EFERío de Janeiro

El senador brasileño Flavio Bolsonaro, hijo mayor del presidente Jair Bolsonaro, declaró este martes de manera virtual ante un grupo de fiscales de Río de Janeiro que le investigan en un caso de presunta corrupción.

El primogénito de Bolsonaro fue interrogado en el proceso por los crímenes investigados cuando el senador se desempeñaba como diputado de la Asamblea Legislativa de Río de Janeiro, es decir, antes de que su elección como senador le confiriera el actual fuero privilegiado.

No obstante, la Justicia consideró que cuando se cometieron los delitos el hijo de Bolsonaro ya tenía fuero privilegiado como diputado regional y, a pesar de terminar su mandato, continuaba con esa prerrogativa ahora como senador.

La transcripción del interrogatorio no fue divulgada, pero según fuentes próximas al caso, el senador, que ya había declarado en enero sobre el mismo asunto por escrito a través de sus abogados, respondió a todas las preguntas de los fiscales del Grupo de Actuación Especializada de Combate a la Corrupción.

El legislador, que fue elegido como senador en octubre de 2018, y otros diputados regionales están en la mira de la Justicia desde ese mismo año por movimientos financieros atípicos identificados por el Consejo de Control de Actividades Financieras (Coaf).

El organismo estatal identificó irregularidades sospechosas en la cuenta bancaria del ahora senador y en la de 74 excolaboradores suyos en la Asamblea Legislativa de Río de Janeiro.
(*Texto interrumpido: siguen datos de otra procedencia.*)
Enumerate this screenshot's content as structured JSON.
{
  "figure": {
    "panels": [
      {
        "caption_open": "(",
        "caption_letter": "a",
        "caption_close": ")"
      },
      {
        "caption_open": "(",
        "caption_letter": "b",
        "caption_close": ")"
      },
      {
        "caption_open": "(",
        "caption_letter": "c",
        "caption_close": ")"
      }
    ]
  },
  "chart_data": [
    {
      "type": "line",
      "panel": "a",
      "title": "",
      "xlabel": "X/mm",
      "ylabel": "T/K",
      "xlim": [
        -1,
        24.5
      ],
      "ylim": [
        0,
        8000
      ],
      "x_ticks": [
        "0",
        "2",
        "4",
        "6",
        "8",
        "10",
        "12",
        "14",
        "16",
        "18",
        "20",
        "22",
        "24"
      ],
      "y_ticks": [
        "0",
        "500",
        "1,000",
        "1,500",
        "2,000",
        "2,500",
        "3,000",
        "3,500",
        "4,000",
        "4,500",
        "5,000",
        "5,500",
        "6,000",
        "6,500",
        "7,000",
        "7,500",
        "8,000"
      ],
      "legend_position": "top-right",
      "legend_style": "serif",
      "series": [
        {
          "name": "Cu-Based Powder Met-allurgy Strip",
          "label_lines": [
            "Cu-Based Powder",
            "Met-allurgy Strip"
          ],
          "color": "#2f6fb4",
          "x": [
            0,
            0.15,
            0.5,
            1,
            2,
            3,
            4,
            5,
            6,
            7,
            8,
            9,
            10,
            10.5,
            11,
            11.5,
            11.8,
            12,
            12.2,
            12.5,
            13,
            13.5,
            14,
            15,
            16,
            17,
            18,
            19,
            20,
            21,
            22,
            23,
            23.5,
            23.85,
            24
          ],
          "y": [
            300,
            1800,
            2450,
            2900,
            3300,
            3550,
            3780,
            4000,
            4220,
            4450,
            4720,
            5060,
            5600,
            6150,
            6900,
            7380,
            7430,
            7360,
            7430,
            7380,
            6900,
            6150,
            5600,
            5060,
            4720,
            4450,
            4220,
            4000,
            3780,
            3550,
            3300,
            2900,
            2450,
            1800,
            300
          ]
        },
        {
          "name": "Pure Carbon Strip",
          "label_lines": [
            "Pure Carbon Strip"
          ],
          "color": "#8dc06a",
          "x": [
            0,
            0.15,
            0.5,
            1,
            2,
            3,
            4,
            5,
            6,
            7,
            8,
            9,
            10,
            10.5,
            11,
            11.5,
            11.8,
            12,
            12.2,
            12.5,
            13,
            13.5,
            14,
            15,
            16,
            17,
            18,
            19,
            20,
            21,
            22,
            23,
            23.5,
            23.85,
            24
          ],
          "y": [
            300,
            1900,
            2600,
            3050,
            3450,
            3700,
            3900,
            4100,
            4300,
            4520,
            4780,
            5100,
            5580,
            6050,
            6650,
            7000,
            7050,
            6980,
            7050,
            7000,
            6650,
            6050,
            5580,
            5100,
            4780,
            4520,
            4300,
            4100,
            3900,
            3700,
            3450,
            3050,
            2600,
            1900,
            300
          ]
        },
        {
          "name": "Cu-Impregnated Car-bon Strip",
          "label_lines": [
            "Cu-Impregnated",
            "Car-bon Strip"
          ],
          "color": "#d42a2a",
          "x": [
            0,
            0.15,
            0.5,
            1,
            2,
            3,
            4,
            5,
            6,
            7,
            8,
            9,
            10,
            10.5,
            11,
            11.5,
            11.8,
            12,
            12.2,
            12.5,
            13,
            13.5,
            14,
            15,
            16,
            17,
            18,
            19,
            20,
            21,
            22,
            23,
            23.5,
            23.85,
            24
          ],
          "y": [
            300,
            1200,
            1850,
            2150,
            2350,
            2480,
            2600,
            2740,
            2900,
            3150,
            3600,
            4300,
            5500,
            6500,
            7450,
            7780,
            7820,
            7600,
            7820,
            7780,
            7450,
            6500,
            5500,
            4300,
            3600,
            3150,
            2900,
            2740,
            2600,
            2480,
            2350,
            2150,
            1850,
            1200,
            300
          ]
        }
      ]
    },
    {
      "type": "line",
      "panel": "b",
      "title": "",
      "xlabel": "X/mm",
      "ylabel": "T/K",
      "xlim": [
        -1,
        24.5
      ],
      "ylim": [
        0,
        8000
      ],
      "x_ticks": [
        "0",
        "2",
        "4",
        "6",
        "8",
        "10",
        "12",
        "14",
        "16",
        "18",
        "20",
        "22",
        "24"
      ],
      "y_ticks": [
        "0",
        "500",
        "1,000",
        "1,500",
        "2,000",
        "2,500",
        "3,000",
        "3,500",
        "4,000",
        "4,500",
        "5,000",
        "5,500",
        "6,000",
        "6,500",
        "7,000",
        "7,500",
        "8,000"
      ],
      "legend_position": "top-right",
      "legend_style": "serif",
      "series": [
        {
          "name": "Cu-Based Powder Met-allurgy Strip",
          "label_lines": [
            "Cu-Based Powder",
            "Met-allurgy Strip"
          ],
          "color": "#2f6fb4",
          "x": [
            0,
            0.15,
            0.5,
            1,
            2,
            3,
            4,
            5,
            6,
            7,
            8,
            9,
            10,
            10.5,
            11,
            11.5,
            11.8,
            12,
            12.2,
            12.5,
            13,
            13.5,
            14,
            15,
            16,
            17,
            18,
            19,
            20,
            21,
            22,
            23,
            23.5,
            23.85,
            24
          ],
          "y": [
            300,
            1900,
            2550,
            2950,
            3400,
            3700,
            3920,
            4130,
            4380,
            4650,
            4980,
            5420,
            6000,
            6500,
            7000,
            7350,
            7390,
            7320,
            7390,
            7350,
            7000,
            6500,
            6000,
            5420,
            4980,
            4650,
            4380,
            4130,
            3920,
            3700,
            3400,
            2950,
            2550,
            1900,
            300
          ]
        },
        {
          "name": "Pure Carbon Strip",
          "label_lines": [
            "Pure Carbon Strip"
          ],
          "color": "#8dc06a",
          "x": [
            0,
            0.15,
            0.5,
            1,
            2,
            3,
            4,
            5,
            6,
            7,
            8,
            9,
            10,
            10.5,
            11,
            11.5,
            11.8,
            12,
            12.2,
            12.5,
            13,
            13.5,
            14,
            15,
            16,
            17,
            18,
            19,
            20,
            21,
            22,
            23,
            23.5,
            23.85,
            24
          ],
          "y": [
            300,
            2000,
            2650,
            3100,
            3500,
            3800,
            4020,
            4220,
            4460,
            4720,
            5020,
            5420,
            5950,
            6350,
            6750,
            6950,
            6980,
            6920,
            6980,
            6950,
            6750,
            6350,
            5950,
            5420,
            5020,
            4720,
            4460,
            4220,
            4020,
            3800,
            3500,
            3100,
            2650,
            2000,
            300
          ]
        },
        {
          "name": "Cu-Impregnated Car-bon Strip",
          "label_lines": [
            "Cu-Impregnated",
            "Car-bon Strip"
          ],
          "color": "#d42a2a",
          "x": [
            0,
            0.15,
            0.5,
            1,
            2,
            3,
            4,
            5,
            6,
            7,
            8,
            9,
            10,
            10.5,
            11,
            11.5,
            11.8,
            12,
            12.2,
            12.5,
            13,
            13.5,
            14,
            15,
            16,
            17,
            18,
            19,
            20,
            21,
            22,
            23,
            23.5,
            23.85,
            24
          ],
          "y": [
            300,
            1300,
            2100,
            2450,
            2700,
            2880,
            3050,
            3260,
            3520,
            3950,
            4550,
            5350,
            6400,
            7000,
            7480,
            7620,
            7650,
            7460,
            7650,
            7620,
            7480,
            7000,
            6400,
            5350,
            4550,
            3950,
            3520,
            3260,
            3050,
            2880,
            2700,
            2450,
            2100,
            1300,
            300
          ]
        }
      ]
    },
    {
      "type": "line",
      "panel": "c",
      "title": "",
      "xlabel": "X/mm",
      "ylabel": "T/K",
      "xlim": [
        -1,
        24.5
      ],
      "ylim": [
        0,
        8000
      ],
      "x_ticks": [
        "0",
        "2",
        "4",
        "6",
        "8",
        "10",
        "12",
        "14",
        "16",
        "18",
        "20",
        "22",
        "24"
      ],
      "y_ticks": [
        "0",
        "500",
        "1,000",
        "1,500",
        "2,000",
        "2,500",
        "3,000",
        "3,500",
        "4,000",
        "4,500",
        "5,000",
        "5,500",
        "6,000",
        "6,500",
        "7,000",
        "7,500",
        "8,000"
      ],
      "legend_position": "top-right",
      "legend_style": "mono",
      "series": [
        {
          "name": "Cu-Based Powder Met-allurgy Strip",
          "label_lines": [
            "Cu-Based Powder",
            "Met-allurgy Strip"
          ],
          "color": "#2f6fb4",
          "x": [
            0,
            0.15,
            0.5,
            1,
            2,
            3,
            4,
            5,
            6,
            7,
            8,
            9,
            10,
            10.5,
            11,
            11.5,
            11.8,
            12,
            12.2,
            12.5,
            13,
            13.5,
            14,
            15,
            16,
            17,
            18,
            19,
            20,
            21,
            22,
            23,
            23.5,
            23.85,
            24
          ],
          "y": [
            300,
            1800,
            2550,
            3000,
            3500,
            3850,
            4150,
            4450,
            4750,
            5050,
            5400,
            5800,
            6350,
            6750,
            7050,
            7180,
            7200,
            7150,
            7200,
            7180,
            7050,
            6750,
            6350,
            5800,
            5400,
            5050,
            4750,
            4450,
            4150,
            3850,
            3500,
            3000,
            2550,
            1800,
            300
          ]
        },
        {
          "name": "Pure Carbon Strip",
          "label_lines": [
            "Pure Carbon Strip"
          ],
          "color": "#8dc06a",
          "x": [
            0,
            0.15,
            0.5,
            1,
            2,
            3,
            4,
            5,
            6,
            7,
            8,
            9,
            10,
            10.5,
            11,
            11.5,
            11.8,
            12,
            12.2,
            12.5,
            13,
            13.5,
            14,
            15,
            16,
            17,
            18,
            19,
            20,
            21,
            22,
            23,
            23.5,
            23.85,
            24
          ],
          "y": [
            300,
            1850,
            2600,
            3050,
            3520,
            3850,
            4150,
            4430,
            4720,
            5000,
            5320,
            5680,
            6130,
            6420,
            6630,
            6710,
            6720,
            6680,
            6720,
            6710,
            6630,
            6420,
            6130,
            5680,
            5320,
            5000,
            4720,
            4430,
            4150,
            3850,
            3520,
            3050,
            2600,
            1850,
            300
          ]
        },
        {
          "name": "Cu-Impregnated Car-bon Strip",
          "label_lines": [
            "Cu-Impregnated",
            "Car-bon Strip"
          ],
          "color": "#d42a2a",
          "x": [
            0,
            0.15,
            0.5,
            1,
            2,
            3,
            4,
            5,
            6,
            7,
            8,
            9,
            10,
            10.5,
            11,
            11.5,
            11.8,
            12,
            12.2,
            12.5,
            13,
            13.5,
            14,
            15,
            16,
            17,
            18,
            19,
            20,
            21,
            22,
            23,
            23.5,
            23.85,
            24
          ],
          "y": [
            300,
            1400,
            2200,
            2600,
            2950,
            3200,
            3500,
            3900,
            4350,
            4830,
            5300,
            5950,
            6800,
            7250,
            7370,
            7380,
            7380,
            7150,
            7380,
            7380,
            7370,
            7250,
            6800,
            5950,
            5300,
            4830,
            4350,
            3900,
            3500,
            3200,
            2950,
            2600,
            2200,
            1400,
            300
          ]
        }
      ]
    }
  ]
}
De acuerdo con el organismo, por la cuenta bancaria del asesor Fabricio Queiroz, el entonces jefe de Gabinete de Flavio Bolsonaro cuando éste era diputado regional y actualmente encarcelado, pasaron en el periodo de un año 1,2 millones de reales (hoy unos 240.000 dólares), una cifra incompatible con sus ingresos mensuales.

El análisis de los datos reforzó las sospechas de la Fiscalía de que los funcionarios contratados por Flavio Bolsonaro en su despacho como diputado regional tenían que entregarle parte de su salario al legislador y que lo hacían mediante transferencias a Queiroz.

En la época en que estalló el escándalo trascendió que Queiroz también era allegado del jefe de Estado y que hizo transferencias bancarias a la cuenta de la hoy primera dama, Michelle Bolsonaro, situación que el presidente atribuye al pago de un préstamo personal.

A finales de junio, un tribunal de Río de Janeiro validó todas las gestiones realizadas hasta ahora por el juez que investiga el caso, pero lo remitió a otra instancia por considerar que tiene fuero privilegiado.

La Tercera Sala Penal del Tribunal de Justicia de Río de Janeiro consideró como válidos todos los procedimientos hasta ahora realizados por el juez de primera instancia Flavio Itabaiana, que investigaba al senador, incluso las pruebas recogidas en el proceso y hasta la decisión de levantar el sigilo bancario del legislador.

Pero el organismo, igualmente por dos votos contra uno, consideró que el senador contaba con fuero privilegiado cuando comenzó a ser investigado, por lo que remitió todo el proceso al Órgano Especial del Tribunal de Justicia de Río de Janeiro, en el que será juzgado por un colegiado de 25 magistrados.